16 Jun God is a Happy Meal
I grew up in a Christian home. Not just any Christian home but a first generation born-again Christian home which meant my parents were quite zealous about it. I considered myself a Christian for quite awhile and then things began to just sort of “fizzle out” after I had gone through counseling in my mid 20s. In the past year I have opened myself back up to the Christian faith to explore it, explore God, Christ, and all that comes with the description, “Christian.” In the time I have been in exile from Christianity, I have read a lot of Buddhism and find the thoughts there profound and freeing. I am not devout to either philosophy at this point as I’m not sure prescribing to a set of beliefs means anything. I continue to bounce back and forth between Christianity and Buddhism. Right now I’m reading a lot more Buddhism because it provides much more in the way of living one’s everyday life, while Christianity is mostly focused on what you should believe and the best advice it has on our everyday lives is to rely on Jesus. I’m oversimplifying but you get the gist.
So what am I? Does it matter? When I was five, the age of my daughter Jamison, I supposedly accepted Jesus into my heart. I look at my daughter and think there’s no way she would grasp or understand what that means. Why? Cause I don’t even know what that means. I don’t think anyone knows what that means. So did that make me a Christian at that point in time? Evangelicals would say it did. But it all seems so trite. There is nothing about that process that lends itself to deep life change. It’s just a moment.
I was reading some Nietzsche last night, and although I’d love to say I understood everything he was saying, I can’t. I wish I could because I can tell I would love it. He is breaking through paradigms in huge blasts that we can’t even see it – or at least I can’t. I need to spend more time with him.
While I was reading Nietzsche I was wondering what he would think if he were in an American Evangelical church service and there was an altar call. For those of my readers who don’t know what an altar call is, it’s when the pastor calls folks up to the front of the church at the end to give their lives to Christ. It all sounds so cultish, I know, but it’s what happens. What would make Nietzsche become a Christian? A heartfelt and moving church service? An emotional high about how Jesus has taken away all your problems by dying on the cross and if you just come up here and “accept him into your heart” you will be saved forever?
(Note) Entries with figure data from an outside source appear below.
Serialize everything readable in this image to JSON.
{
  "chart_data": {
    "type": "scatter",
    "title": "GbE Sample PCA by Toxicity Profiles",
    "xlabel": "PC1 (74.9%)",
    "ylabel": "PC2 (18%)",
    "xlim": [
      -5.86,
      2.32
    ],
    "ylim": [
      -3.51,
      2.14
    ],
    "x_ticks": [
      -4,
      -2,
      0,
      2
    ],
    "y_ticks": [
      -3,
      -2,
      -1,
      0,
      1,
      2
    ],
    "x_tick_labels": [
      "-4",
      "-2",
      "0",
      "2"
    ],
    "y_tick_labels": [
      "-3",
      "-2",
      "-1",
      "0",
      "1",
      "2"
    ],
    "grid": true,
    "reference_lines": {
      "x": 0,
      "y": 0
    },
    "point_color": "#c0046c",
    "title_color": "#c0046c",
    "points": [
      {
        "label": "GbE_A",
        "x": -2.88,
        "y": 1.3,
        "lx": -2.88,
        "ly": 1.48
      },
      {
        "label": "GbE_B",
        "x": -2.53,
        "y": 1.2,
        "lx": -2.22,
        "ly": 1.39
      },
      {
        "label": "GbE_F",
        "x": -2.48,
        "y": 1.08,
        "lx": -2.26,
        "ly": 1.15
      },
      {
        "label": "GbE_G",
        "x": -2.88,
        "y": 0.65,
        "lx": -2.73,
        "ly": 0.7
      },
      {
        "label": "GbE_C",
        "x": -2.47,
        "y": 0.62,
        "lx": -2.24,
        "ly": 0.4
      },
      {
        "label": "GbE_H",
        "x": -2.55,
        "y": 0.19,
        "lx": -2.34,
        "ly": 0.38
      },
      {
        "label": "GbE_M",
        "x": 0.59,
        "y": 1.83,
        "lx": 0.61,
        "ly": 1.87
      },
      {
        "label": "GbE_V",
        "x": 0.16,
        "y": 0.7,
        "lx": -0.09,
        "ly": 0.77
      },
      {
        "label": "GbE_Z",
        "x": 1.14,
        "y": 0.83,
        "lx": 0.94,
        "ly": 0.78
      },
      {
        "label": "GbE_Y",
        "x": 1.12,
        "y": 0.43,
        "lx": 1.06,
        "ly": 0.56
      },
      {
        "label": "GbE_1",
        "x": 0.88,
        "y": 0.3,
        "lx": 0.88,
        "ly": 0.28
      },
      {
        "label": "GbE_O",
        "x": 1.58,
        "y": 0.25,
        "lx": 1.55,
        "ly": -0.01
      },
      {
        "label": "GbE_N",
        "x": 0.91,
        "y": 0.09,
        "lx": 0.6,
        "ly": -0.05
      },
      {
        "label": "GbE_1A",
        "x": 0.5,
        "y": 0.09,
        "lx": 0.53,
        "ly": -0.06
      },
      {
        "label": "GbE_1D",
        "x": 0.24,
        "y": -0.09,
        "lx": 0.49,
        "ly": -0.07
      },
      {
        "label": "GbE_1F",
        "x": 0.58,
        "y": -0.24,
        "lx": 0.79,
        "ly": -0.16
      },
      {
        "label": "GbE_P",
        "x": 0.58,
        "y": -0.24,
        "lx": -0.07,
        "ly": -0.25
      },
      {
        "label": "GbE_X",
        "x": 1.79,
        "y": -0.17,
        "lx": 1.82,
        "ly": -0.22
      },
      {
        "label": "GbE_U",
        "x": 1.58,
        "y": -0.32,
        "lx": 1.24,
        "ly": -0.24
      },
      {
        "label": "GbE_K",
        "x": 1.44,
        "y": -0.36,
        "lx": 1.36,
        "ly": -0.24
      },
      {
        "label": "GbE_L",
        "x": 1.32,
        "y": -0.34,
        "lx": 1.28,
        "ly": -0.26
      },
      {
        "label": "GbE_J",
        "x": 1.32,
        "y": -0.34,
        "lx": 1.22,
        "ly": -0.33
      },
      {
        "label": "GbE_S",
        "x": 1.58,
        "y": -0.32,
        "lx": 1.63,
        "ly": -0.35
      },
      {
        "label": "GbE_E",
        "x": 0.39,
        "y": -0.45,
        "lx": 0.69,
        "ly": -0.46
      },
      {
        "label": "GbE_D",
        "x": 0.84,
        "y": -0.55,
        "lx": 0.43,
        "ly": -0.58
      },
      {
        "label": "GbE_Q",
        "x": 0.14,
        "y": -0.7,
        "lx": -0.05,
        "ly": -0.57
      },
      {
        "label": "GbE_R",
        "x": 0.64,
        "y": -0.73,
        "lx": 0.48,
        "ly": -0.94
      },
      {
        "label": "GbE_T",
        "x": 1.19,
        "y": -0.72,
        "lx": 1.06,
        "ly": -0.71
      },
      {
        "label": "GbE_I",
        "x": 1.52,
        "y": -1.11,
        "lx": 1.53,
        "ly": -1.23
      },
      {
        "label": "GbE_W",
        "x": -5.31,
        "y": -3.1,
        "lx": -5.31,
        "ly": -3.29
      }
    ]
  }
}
How would Nietzsche respond to this I wonder. It just seems so fantastical and overly simplistic laid against the background of his thought. Is that all the Christian faith is? I think Jesus would be so annoyed with this. He would not suffer the foolishness here. He taught and preached much more than this. If Jesus were to return he would completely smash Evangelical Christianity because it is ruining his name.
Modern day Christianity seems more like a marketing plan than a religion, than a way of life. I’m not saying that people are not changed by Jesus’ presence in their lives, or that they are not thoughtful to The Way. But I don’t think a lot of modern day Christianity realizes the boiling pot they are sitting in. I don’t think they realize the marketing scheme they have gotten involved in. I don’t think they realize how the phrases they throw around are slogans, lines a copywriter would write. It has become a mass marketing plan, instead of Good News.
So I think Nietzsche would be even more dumbfounded by the Christian faith today. He would be sitting in a church and wondering what the hell was going on? He would need a knew phrase besides “God is Dead” as that wouldn’t even apply anymore? What would be the next step from there?
For now, I’m done trying to figure out “what I am” when it comes to religion. I love spirituality, I love philosophy, I love psychology. I love being human. I understand there is another dimension to our humanity and that is deepened through our humanity not in spite of it. I love many aspects of Buddhism but don’t prescribe to the whole thing. I find a lot of what Jesus said to be revolutionary but don’t feel I have to devote myself to him in the way it is presented. I am fine with believing he died on the cross and was/is God. But I don’t think THAT makes me anything.
When I’m quiet, I feel the presence of God, of being created, of my humanity, of what the Buddha taught. I feel calm and whole. Spirituality and the human experience are much more profound than what religion offers, which is one big marketing campaign. I would encourage you to step outside your belief system and see how much of it is about truth and how much is about marketing. I think if Nietzsche were here he would say “God is a Happy Meal.”